As the adage goes, “Don’t wait to buy real estate. Buy real estate and wait.”
If you follow advice in the current climate, you could be in store for a nice windfall over the next 10 years, according to Ritholtz Wealth Management’s Ben Carlson.
And, as you can see, there is a clear uptick in homeownership happening at the moment:
“There is a real possibility real estate could be one of the dominant assets of the 2020s,” Carlson wrote in a post on his “Wealth of Common Sense” blog.
To many, that might sound rather obvious. But Carlson pointed out that, historically, real estate isn’t all it is cracked up to be compared with other assets in terms of performance.
He cited Shiller real home price data showing that the annualized gain of U.S. housing over the rate of inflation comes to a paltry 0.1% from 1900 to 1996. From there, it performed much better, but over the past century, it clearly lags behind many other asset classes.
“Some would say the takeaway here is that housing makes for a lousy long-term investment,” Carlson explained in his post. “There’s certainly an argument to be made for that claim when you consider all of the ancillary costs associated with homeownership — property taxes, upkeep, maintenance, insurance, renovations, landscaping, closing costs, etc. Owning a home involves more consumption than almost any investment on the planet.”
Now, however, he gave four reasons housing prices should catch fire in the coming years.
1. Millennials — This generation has resisted taking the plunge, but now, with the pandemic shifting the landscape, could be the time for this group to do adult things, like buy that first home. “Young people are settling down later in life because they are going to school for longer, had to deal with a housing bust, and graduated in and around the Great Financial Crisis,” Carlson said.
2. Interest rates — It’s hard to resist the historically low cost of borrowing money.
“Even if housing prices have risen in this time, lower borrowing rates have kept things more affordable than most people realize,” Carlson wrote in his blog post. “If the Fed has their way it sounds like rates are going to stay low for a number of years.
3. Supply — Are there enough houses to meet demand?
“The hangover from the bursting of the 2000s housing bubble is still being felt when it comes to the supply of homes in this country,” Carlson said. “My guess is a combination of retiring baby boomers who need to tap their biggest asset (their house) for retirement funds and millennials who need a home will help these numbers rise in the coming years.”
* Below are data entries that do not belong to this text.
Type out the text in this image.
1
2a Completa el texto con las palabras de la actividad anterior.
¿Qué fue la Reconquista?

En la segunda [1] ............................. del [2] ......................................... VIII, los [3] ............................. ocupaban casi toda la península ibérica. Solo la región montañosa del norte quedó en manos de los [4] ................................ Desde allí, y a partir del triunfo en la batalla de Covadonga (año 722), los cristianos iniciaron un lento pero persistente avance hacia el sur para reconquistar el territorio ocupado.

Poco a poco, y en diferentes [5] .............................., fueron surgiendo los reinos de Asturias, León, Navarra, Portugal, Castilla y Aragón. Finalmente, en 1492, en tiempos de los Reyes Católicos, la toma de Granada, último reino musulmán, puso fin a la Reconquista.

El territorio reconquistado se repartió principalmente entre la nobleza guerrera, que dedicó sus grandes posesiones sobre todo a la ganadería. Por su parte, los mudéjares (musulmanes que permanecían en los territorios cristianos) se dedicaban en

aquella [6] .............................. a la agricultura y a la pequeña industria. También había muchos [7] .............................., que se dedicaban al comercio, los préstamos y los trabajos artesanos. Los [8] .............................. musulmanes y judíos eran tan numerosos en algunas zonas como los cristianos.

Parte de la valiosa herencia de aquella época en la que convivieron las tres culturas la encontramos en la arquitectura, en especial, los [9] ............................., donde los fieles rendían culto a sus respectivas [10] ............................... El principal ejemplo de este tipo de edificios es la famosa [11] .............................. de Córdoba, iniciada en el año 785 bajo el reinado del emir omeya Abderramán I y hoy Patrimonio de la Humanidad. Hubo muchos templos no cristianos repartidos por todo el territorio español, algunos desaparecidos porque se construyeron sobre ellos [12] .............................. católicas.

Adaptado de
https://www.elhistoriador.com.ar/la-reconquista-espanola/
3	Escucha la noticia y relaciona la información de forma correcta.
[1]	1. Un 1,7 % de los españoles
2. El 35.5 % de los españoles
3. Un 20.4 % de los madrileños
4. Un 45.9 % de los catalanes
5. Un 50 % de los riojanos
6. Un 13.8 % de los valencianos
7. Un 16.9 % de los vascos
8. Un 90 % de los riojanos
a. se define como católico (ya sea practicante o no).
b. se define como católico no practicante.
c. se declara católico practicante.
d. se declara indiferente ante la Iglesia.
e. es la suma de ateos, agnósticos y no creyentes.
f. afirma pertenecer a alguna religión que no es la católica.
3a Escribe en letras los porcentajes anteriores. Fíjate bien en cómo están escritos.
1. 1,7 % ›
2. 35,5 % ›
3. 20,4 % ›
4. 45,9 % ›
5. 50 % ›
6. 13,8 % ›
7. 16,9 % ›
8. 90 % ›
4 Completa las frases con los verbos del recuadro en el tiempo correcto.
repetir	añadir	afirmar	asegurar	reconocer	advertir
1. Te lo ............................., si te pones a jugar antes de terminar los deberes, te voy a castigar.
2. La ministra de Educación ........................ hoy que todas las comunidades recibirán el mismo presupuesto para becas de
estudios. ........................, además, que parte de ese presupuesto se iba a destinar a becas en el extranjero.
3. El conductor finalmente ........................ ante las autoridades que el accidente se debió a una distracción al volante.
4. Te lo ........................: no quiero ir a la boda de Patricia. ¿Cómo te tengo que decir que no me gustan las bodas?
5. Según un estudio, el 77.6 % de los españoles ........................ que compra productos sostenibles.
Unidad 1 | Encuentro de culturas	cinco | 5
4. Work from home — Carlson, unlike many others, isn’t calling for the virtual death of big cities, but he’s also not denying the change that seems to be here to stay.
“There could still be a nasty transition period as employers and employees alike realize they don’t all need to live and work in big cities to be productive,” he said. “Untethering employees from a specific location will allow them to move to more cost-effective areas and potentially change the housing dynamics for a large group of people.”
Meanwhile, the stock market continues to flex its muscle, with the Dow Jones Industrial Average
up nicely Tuesday. The S&P 500
and Nasdaq Composite
were fighting to gain traction higher in choppy trade.